The NHS centres conducting the CAR T-cell studies on diffuse large B-cell lymphoma (DLBCL), have been charged by NICE with reporting on their work by March 2021. An initial report was presented at the recent ASH Convention in Florida and the results so far are disappointing. Sadly trials in a lot of targeted drugs and immunotherapies are disappointing.

This is where questioning comes in. This is the pinnacle of personalised medicine. These patients have advanced cancer which is untreatable with standard therapies. An assessment of how long patients survive and what other treatments achieve are questions which need an answer, together with a proper appraisal of quality-of-life. There are further questions about biomarkers which could predict response, predict side effect problems, even perhaps predict a cure. All these are questions which the scientists involved know about and will try to answer without an RCT.

But there are bigger questions. Should these therapies be tested at an earlier stage of disease? Would similar sums spent on maintenance therapies which hold relapse at bay deliver better and more patient-centred care? Never mind value-for-money. Are we being dazzled by our own cleverness?

We have seen that with these new treatments a truly prospective RCT may not be feasible. We need a new rigour in our system which can unlock patient benefit. I believe the answer lies in the NHS itself. We have 150 cancer hospitals using the same data standards for recording cancer clinical performance. We must engage the real world of clinical practice more widely in the research challenge. There are many cancer treatments where research in the real clinical world could add value for both patients and the NHS. We can gather data in a structured manner on every new treatment. Consent for treatment allows your data to be used for research.

This is an environment where we can go further. We could construct prospective studies, without relaxing our research consent practices. We should be looking at the sequencing of new drugs where more than one is available for any condition, accruing patients into the studies from any hospital. We should be looking at studies of combination therapy, new-with-new and new-with-old. We should be looking at the ‘minimum effective dose’ of a drug rather than blindly accepting (as we do) the developer’s recommendation based on ‘maximum tolerated dose’. We could be looking at studies using known effective drugs earlier in the course of disease, or as maintenance therapies when there is no disease present. We could look at new indications for approved drugs. We should build studies like these with patient involvement, questions defined by patients should be answered. Patient Reported Outcomes should be at least co-primary endpoints, we might even get ‘patient preference’ accepted as a standard outcome.
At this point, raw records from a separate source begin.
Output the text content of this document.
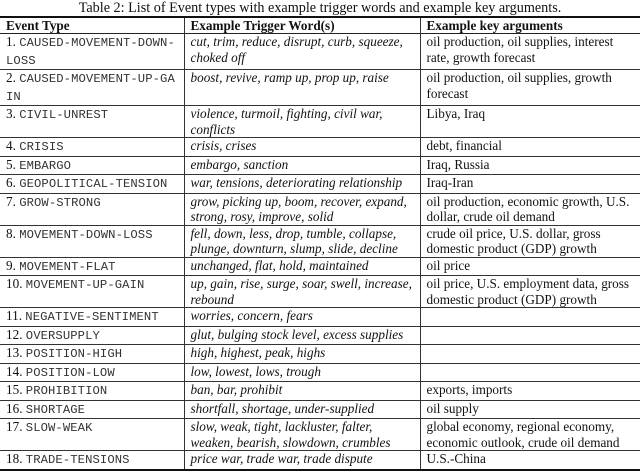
Table 2: List of Event types with example trigger words and example key arguments.
Event Type	Example Trigger Word(s)	Example key arguments
1. CAUSED-MOVEMENT-DOWN-LOSS	cut, trim, reduce, disrupt, curb, squeeze, choked off	oil production, oil supplies, interest rate, growth forecast
2. CAUSED-MOVEMENT-UP-GAIN	boost, revive, ramp up, prop up, raise	oil production, oil supplies, growth forecast
3. CIVIL-UNREST	violence, turmoil, fighting, civil war, conflicts	Libya, Iraq
4. CRISIS	crisis, crises	debt, financial
5. EMBARGO	embargo, sanction	Iraq, Russia
6. GEOPOLITICAL-TENSION	war, tensions, deteriorating relationship	Iraq-Iran
7. GROW-STRONG	grow, picking up, boom, recover, expand, strong, rosy, improve, solid	oil production, economic growth, U.S. dollar, crude oil demand
8. MOVEMENT-DOWN-LOSS	fell, down, less, drop, tumble, collapse, plunge, downturn, slump, slide, decline	crude oil price, U.S. dollar, gross domestic product (GDP) growth
9. MOVEMENT-FLAT	unchanged, flat, hold, maintained	oil price
10. MOVEMENT-UP-GAIN	up, gain, rise, surge, soar, swell, increase, rebound	oil price, U.S. employment data, gross domestic product (GDP) growth
11. NEGATIVE-SENTIMENT	worries, concern, fears	
12. OVERSUPPLY	glut, bulging stock level, excess supplies	
13. POSITION-HIGH	high, highest, peak, highs	
14. POSITION-LOW	low, lowest, lows, trough	
15. PROHIBITION	ban, bar, prohibit	exports, imports
16. SHORTAGE	shortfall, shortage, under-supplied	oil supply
17. SLOW-WEAK	slow, weak, tight, lackluster, falter, weaken, bearish, slowdown, crumbles	global economy, regional economy, economic outlook, crude oil demand
18. TRADE-TENSIONS	price war, trade war, trade dispute	U.S.-China
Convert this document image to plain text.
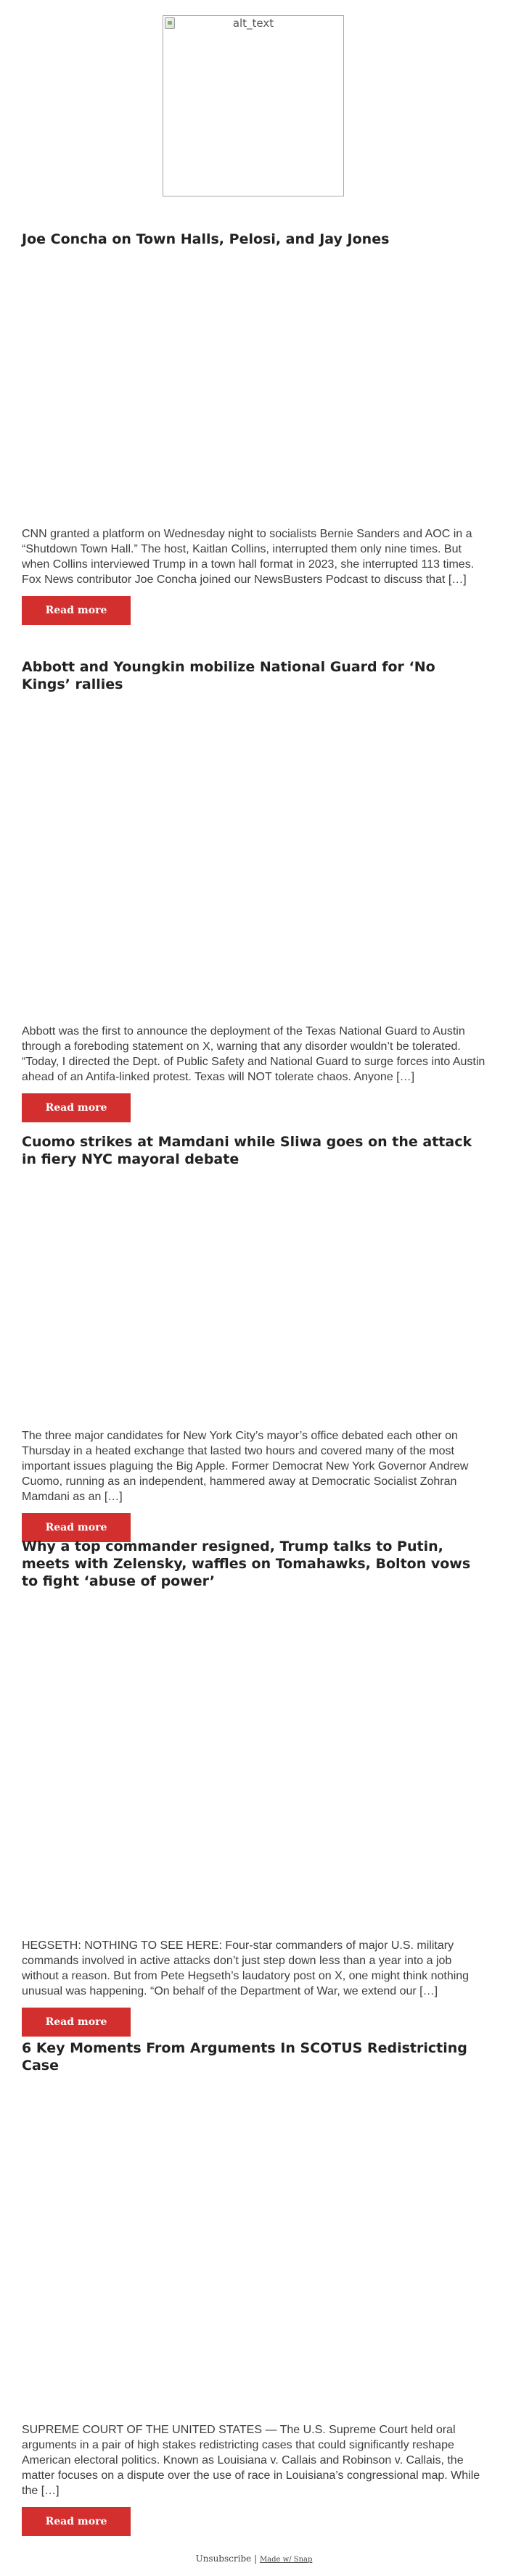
alt_text
Joe Concha on Town Halls, Pelosi, and Jay Jones

CNN granted a platform on Wednesday night to socialists Bernie Sanders and AOC in a “Shutdown Town Hall.” The host, Kaitlan Collins, interrupted them only nine times. But when Collins interviewed Trump in a town hall format in 2023, she interrupted 113 times. Fox News contributor Joe Concha joined our NewsBusters Podcast to discuss that […]

Read more
Abbott and Youngkin mobilize National Guard for ‘No Kings’ rallies

Abbott was the first to announce the deployment of the Texas National Guard to Austin through a foreboding statement on X, warning that any disorder wouldn’t be tolerated. “Today, I directed the Dept. of Public Safety and National Guard to surge forces into Austin ahead of an Antifa-linked protest. Texas will NOT tolerate chaos. Anyone […]

Read more
Cuomo strikes at Mamdani while Sliwa goes on the attack in fiery NYC mayoral debate

The three major candidates for New York City’s mayor’s office debated each other on Thursday in a heated exchange that lasted two hours and covered many of the most important issues plaguing the Big Apple. Former Democrat New York Governor Andrew Cuomo, running as an independent, hammered away at Democratic Socialist Zohran Mamdani as an […]

Read more
Why a top commander resigned, Trump talks to Putin, meets with Zelensky, waffles on Tomahawks, Bolton vows to fight ‘abuse of power’

HEGSETH: NOTHING TO SEE HERE: Four-star commanders of major U.S. military commands involved in active attacks don’t just step down less than a year into a job without a reason. But from Pete Hegseth’s laudatory post on X, one might think nothing unusual was happening. “On behalf of the Department of War, we extend our […]

Read more
6 Key Moments From Arguments In SCOTUS Redistricting Case

SUPREME COURT OF THE UNITED STATES — The U.S. Supreme Court held oral arguments in a pair of high stakes redistricting cases that could significantly reshape American electoral politics. Known as Louisiana v. Callais and Robinson v. Callais, the matter focuses on a dispute over the use of race in Louisiana’s congressional map. While the […]

Read more
Unsubscribe | Made w/ Snap
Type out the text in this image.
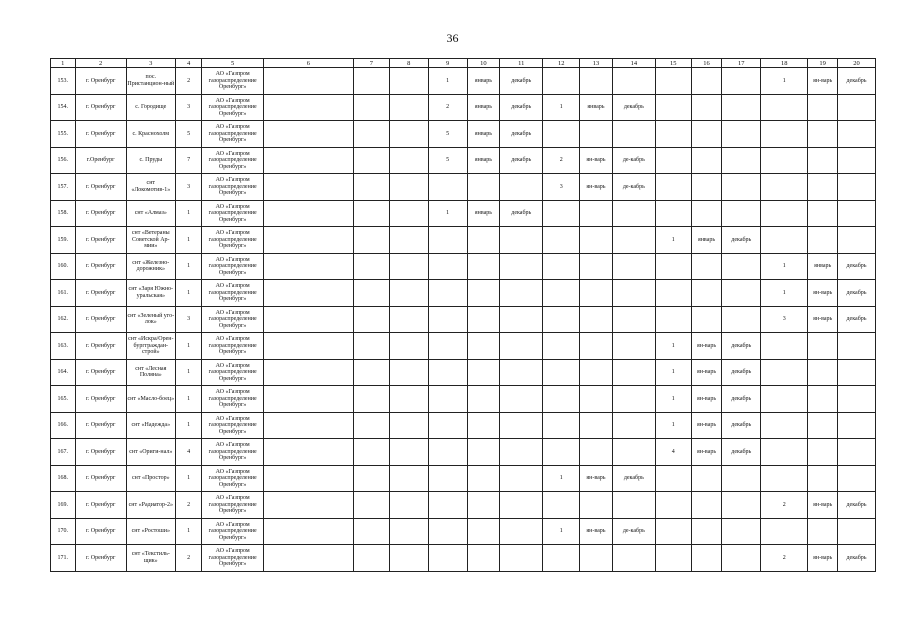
36
1	2	3	4	5	6	7	8	9	10	11	12	13	14	15	16	17	18	19	20
153.	г. Оренбург	пос. Пристанцион-ный	2	АО «Газпром газораспределение Оренбург»				1	январь	декабрь							1	ян-варь	декабрь
154.	г. Оренбург	с. Городище	3	АО «Газпром газораспределение Оренбург»				2	январь	декабрь	1	январь	декабрь						
155.	г. Оренбург	с. Краснохолм	5	АО «Газпром газораспределение Оренбург»				5	январь	декабрь									
156.	г.Оренбург	с. Пруды	7	АО «Газпром газораспределение Оренбург»				5	январь	декабрь	2	ян-варь	де-кабрь						
157.	г. Оренбург	снт «Локомотив-1»	3	АО «Газпром газораспределение Оренбург»							3	ян-варь	де-кабрь						
158.	г. Оренбург	снт «Алмаз»	1	АО «Газпром газораспределение Оренбург»				1	январь	декабрь									
159.	г. Оренбург	снт «Ветераны Советской Ар-мии»	1	АО «Газпром газораспределение Оренбург»										1	январь	декабрь			
160.	г. Оренбург	снт «Железно-дорожник»	1	АО «Газпром газораспределение Оренбург»													1	январь	декабрь
161.	г. Оренбург	снт «Заря Южно-уральская»	1	АО «Газпром газораспределение Оренбург»													1	ян-варь	декабрь
162.	г. Оренбург	снт «Зеленый уго-лок»	3	АО «Газпром газораспределение Оренбург»													3	ян-варь	декабрь
163.	г. Оренбург	снт «Искра/Орен-бургграждан-строй»	1	АО «Газпром газораспределение Оренбург»										1	ян-варь	декабрь			
164.	г. Оренбург	снт «Лесная Поляна»	1	АО «Газпром газораспределение Оренбург»										1	ян-варь	декабрь			
165.	г. Оренбург	снт «Масло-боец»	1	АО «Газпром газораспределение Оренбург»										1	ян-варь	декабрь			
166.	г. Оренбург	снт «Надежда»	1	АО «Газпром газораспределение Оренбург»										1	ян-варь	декабрь			
167.	г. Оренбург	снт «Ориги-нал»	4	АО «Газпром газораспределение Оренбург»										4	ян-варь	декабрь			
168.	г. Оренбург	снт «Простор»	1	АО «Газпром газораспределение Оренбург»							1	ян-варь	декабрь						
169.	г. Оренбург	снт «Радиатор-2»	2	АО «Газпром газораспределение Оренбург»													2	ян-варь	декабрь
170.	г. Оренбург	снт «Ростоши»	1	АО «Газпром газораспределение Оренбург»							1	ян-варь	де-кабрь						
171.	г. Оренбург	снт «Текстиль-щик»	2	АО «Газпром газораспределение Оренбург»													2	ян-варь	декабрь
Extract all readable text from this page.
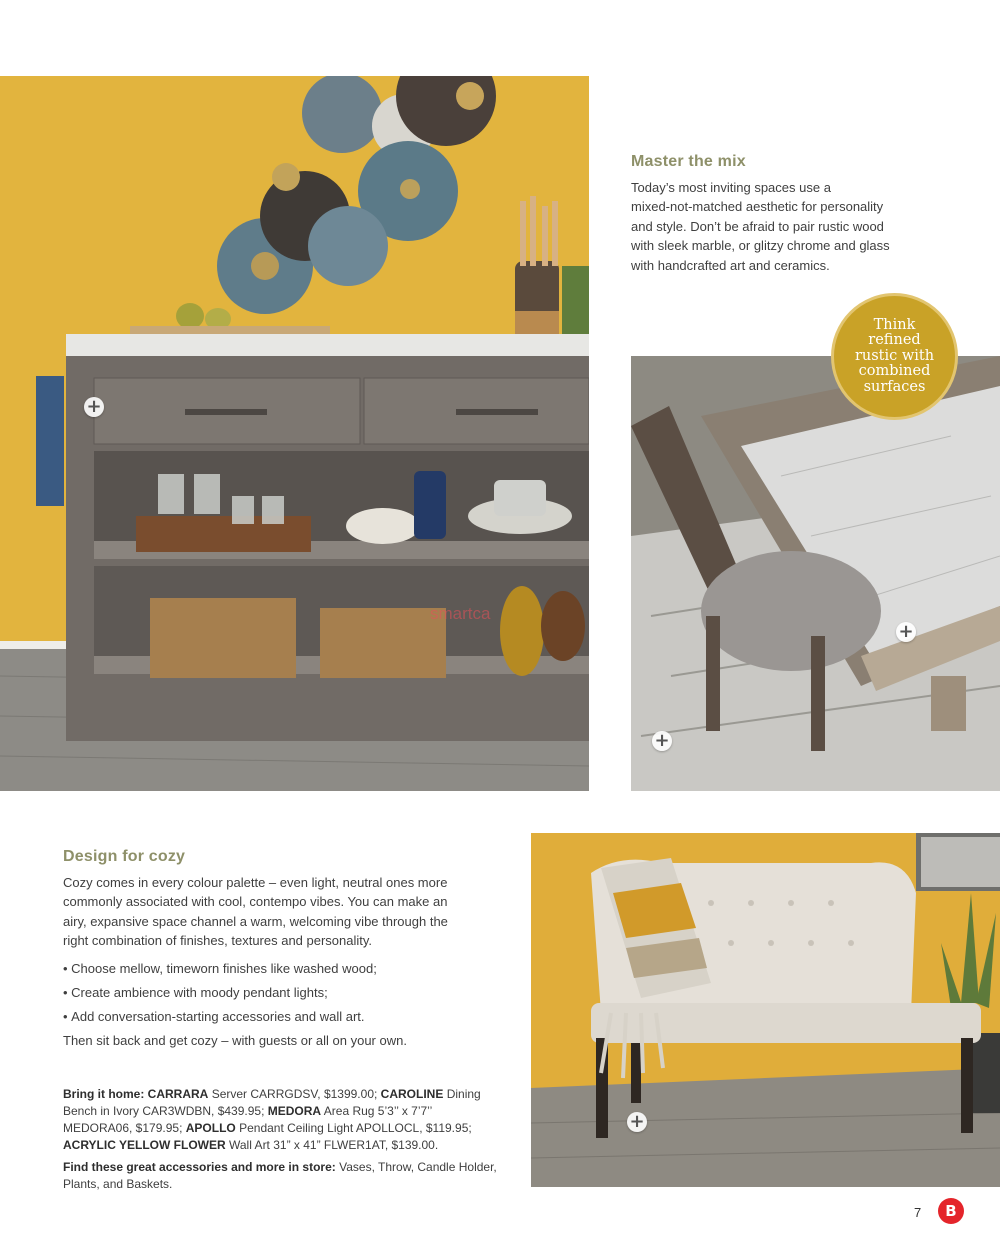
smartca
+
Master the mix

Today’s most inviting spaces use a

mixed-not-matched aesthetic for personality

and style. Don’t be afraid to pair rustic wood

with sleek marble, or glitzy chrome and glass

with handcrafted art and ceramics.

+
+
Think
refined
rustic with
combined
surfaces
Design for cozy

Cozy comes in every colour palette – even light, neutral ones more

commonly associated with cool, contempo vibes. You can make an

airy, expansive space channel a warm, welcoming vibe through the

right combination of finishes, textures and personality.

• Choose mellow, timeworn finishes like washed wood;
• Create ambience with moody pendant lights;
• Add conversation-starting accessories and wall art.

Then sit back and get cozy – with guests or all on your own.

+
Bring it home: CARRARA Server CARRGDSV, $1399.00; CAROLINE Dining Bench in Ivory CAR3WDBN, $439.95; MEDORA Area Rug 5’3’’ x 7’7’’ MEDORA06, $179.95; APOLLO Pendant Ceiling Light APOLLOCL, $119.95; ACRYLIC YELLOW FLOWER Wall Art 31” x 41” FLWER1AT, $139.00.
Find these great accessories and more in store: Vases, Throw, Candle Holder, Plants, and Baskets.
7	B
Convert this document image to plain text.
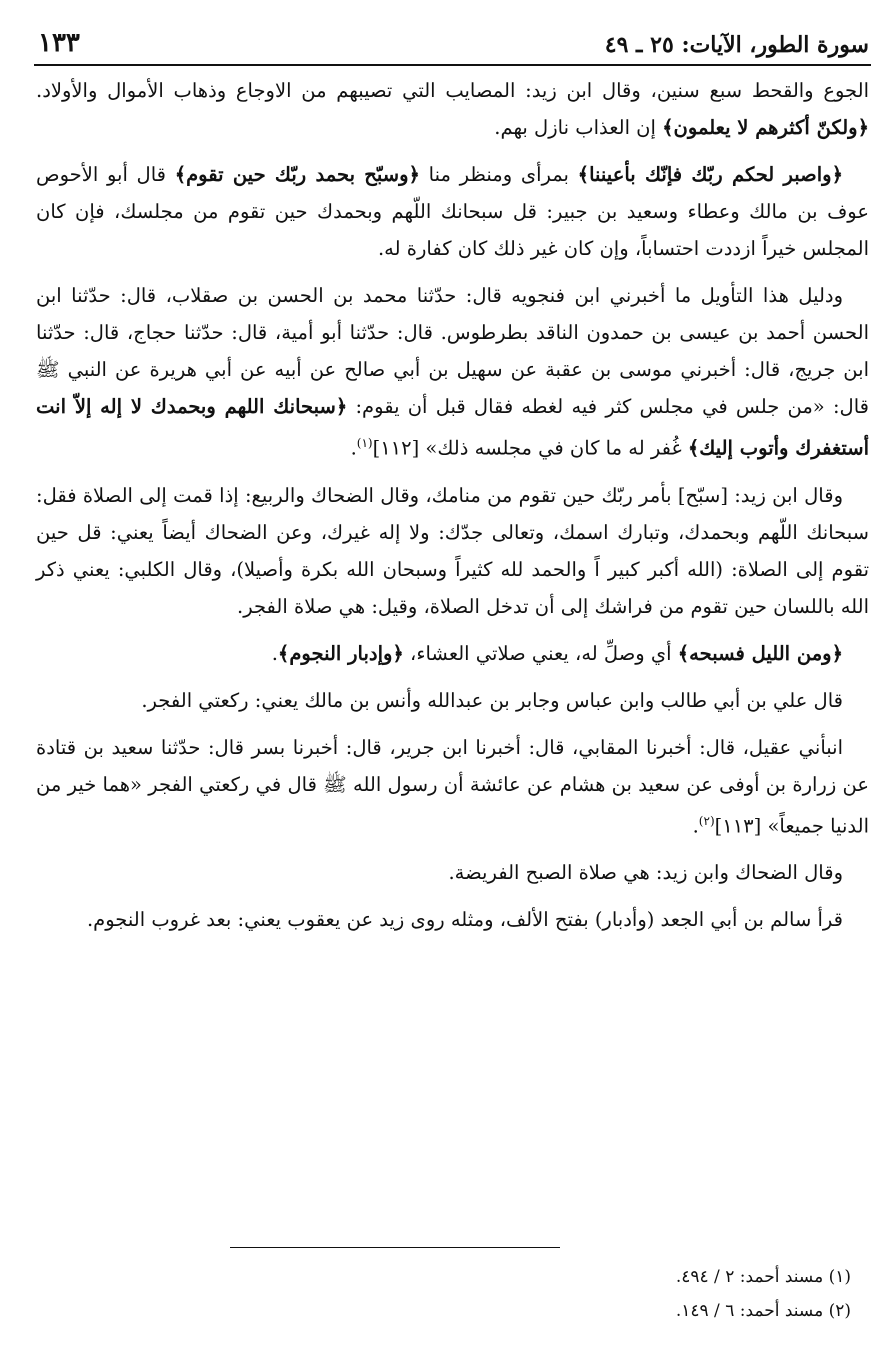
سورة الطور، الآيات: ٢٥ ـ ٤٩
١٣٣

الجوع والقحط سبع سنين، وقال ابن زيد: المصايب التي تصيبهم من الاوجاع وذهاب الأموال والأولاد. ﴿ولكنّ أكثرهم لا يعلمون﴾ إن العذاب نازل بهم.

﴿واصبر لحكم ربّك فإنّك بأعيننا﴾ بمرأى ومنظر منا ﴿وسبّح بحمد ربّك حين تقوم﴾ قال أبو الأحوص عوف بن مالك وعطاء وسعيد بن جبير: قل سبحانك اللّهم وبحمدك حين تقوم من مجلسك، فإن كان المجلس خيراً ازددت احتساباً، وإن كان غير ذلك كان كفارة له.

ودليل هذا التأويل ما أخبرني ابن فنجويه قال: حدّثنا محمد بن الحسن بن صقلاب، قال: حدّثنا ابن الحسن أحمد بن عيسى بن حمدون الناقد بطرطوس. قال: حدّثنا أبو أمية، قال: حدّثنا حجاج، قال: حدّثنا ابن جريج، قال: أخبرني موسى بن عقبة عن سهيل بن أبي صالح عن أبيه عن أبي هريرة عن النبي ﷺ قال: «من جلس في مجلس كثر فيه لغطه فقال قبل أن يقوم: ﴿سبحانك اللهم وبحمدك لا إله إلاّ انت أستغفرك وأتوب إليك﴾ غُفر له ما كان في مجلسه ذلك» [١١٢]$^{(١)}$.

وقال ابن زيد: [سبّح] بأمر ربّك حين تقوم من منامك، وقال الضحاك والربيع: إذا قمت إلى الصلاة فقل: سبحانك اللّهم وبحمدك، وتبارك اسمك، وتعالى جدّك: ولا إله غيرك، وعن الضحاك أيضاً يعني: قل حين تقوم إلى الصلاة: (الله أكبر كبير اً والحمد لله كثيراً وسبحان الله بكرة وأصيلا)، وقال الكلبي: يعني ذكر الله باللسان حين تقوم من فراشك إلى أن تدخل الصلاة، وقيل: هي صلاة الفجر.

﴿ومن الليل فسبحه﴾ أي وصلِّ له، يعني صلاتي العشاء، ﴿وإدبار النجوم﴾.

قال علي بن أبي طالب وابن عباس وجابر بن عبدالله وأنس بن مالك يعني: ركعتي الفجر.

انبأني عقيل، قال: أخبرنا المقابي، قال: أخبرنا ابن جرير، قال: أخبرنا بسر قال: حدّثنا سعيد بن قتادة عن زرارة بن أوفى عن سعيد بن هشام عن عائشة أن رسول الله ﷺ قال في ركعتي الفجر «هما خير من الدنيا جميعاً» [١١٣]$^{(٢)}$.

وقال الضحاك وابن زيد: هي صلاة الصبح الفريضة.

قرأ سالم بن أبي الجعد (وأدبار) بفتح الألف، ومثله روى زيد عن يعقوب يعني: بعد غروب النجوم.

(١) مسند أحمد: ٢ / ٤٩٤.
(٢) مسند أحمد: ٦ / ١٤٩.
Industry has no real interest in running studies of this kind. Their interest is commercially driven despite high-sounding words about better patient outcomes. Their real world studies that lead to converting interim drug approval into full and funded NHS approval are run in their commercial interest. Their studies receive funding through the Cancer Drugs Fund, guaranteeing the manufacturer an income, but there is no automatic funding for real world NHS research with a patient-led focus. That funding has to be found. As therapies are already funded through CDF or NICE approval treatment would not be a study cost. A study will all be about prospectively gathering and analysing data. The NHS is capable of doing it and is in the NHS’s interest to get such results.

A focus on high technology in cancer research is important but it must not be the primary focus. It is great for creating headlines and makes wonderful TV but we have seen that very few patients benefit and costs are phenomenal. I am not saying we should not do it but I am saying that we are failing to do the other things which the NHS is uniquely capable of delivering. Cancer research is doing a dis-service to everyone, not just to cancer patients, if it does not shout about this challenge.

We need routine research within clinical practice, we need real world evidence, we need it to be driven by patient reported outcomes. Given the growing cost of drugs I believe that every penny invested in such research could be returned in value to the NHS.